A Copa do Mundo de 2026 influenciou o comportamento dos consumidores brasileiros antes mesmo do início da competição. Além da expectativa pelos jogos, o torneio movimenta diferentes setores da economia e revela mudanças no perfil do torcedor, que agora apresenta hábitos de consumo mais conectados ao ambiente digital, ao bem-estar e à experiência de acompanhar as partidas em múltiplas plataformas.
Dados da edição especial do relatório MELI Trends, divulgada pelo Mercado Livre em junho de 2026, mostram uma mudança significativa no comportamento de busca dos consumidores ao comparar maio de 2026 com o período que antecedeu a Copa do Mundo de 2022. Entre os destaques está o crescimento de 985% nas buscas por cerveja zero, além do aumento de 640% na procura por peças de streetwear com as cores do Brasil.
O levantamento também aponta alta de 360% nas pesquisas por esmaltes e itens de nail art nas cores verde e amarela. Já as tintas para decoração de ruas e fachadas registraram mais de 95 mil buscas, representando crescimento de 642%. Outro destaque é o álbum oficial de figurinhas, pesquisado em média 3,3 vezes por minuto nos primeiros 28 dias de venda, volume 18 vezes superior ao registrado na Copa anterior.
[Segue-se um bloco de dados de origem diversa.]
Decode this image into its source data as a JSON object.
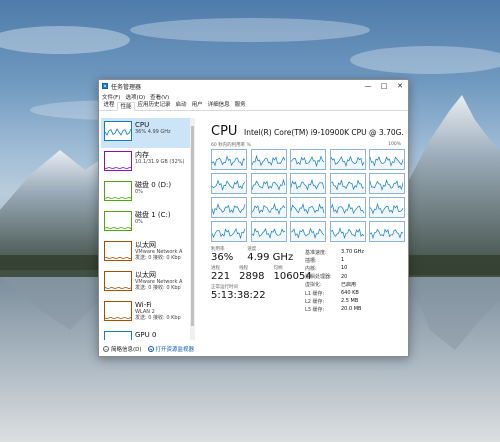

Especialista analisa o consumidor da Copa do Mundo
Para Caroline Ferrari, Diretora de Novos Negócios Corporativos da Octopus, os números indicam uma mudança consistente no comportamento dos consumidores.
“O crescimento da cerveja zero não é um dado isolado. Ele reflete uma mudança de comportamento que vem ganhando força nos últimos anos: consumidores cada vez mais atentos à saúde e ao equilíbrio entre lazer e bem-estar, inclusive durante grandes eventos esportivos. Marcas que só enxergam o torcedor pela lente da cerveja gelada e do churrasco estão deixando dinheiro na mesa”, pontua.
Além das mudanças nas preferências de consumo, os estudos apontam que o torcedor da Copa do Mundo de 2026 também apresenta novos hábitos de interação com o conteúdo esportivo. Segundo dados da MiQ, 76% dos torcedores devem assistir às partidas utilizando uma segunda tela ao mesmo tempo. Já uma pesquisa do PicPay mostra que 77% pretendem acompanhar os jogos em casa, mantendo o celular como ferramenta para comentar partidas, realizar compras e interagir nas redes sociais durante os eventos.
As projeções também indicam crescimento nos investimentos em publicidade. Segundo a WARC Media, a Copa do Mundo de 2026 deve movimentar aproximadamente US$ 10,5 bilhões em investimentos globais em mídia. No Brasil, dados do IAB Brasil mostram que a publicidade digital já ultrapassou R$ 42 bilhões em 2025, cenário que tende a ser impulsionado pelo torneio.
Como o torneio influencia o consumidor?
Outro levantamento, realizado pela Rakuten Advertising, aponta que 91% dos brasileiros pretendem comprar produtos ou serviços motivados pela Copa do Mundo 2026. A expectativa reforça o potencial do evento para estimular diversos segmentos do mercado.
Entre os setores que devem registrar maior demanda estão alimentos, bebidas, eletrônicos, moda temática, produtos voltados para confraternizações e itens destinados à experiência de assistir aos jogos em casa. O serviço de delivery também aparece entre as atividades com expectativa de crescimento durante as partidas.
Pesquisa da Neogrid em parceria com a Opinion Box revela que 51% dos brasileiros pretendem aumentar os gastos com alimentos e bebidas durante a competição, principalmente em encontros com familiares e amigos para acompanhar os jogos.
Na avaliação de Caroline Ferrari, compreender essas transformações será um diferencial para empresas que desejam estabelecer uma comunicação mais alinhada ao comportamento atual do consumidor.
“As marcas que aproveitarem esse momento para entender o novo perfil do torcedor — mais jovem, conectado e preocupado com bem-estar — vão sair na frente. A Copa não é só futebol; é uma janela de dados comportamentais que precisa ser lida com inteligência estratégica. Quem chegar com campanha genérica vai competir por atenção com todo mundo. Quem chegar com relevância vai conquistar espaço”, destaca Ferrari.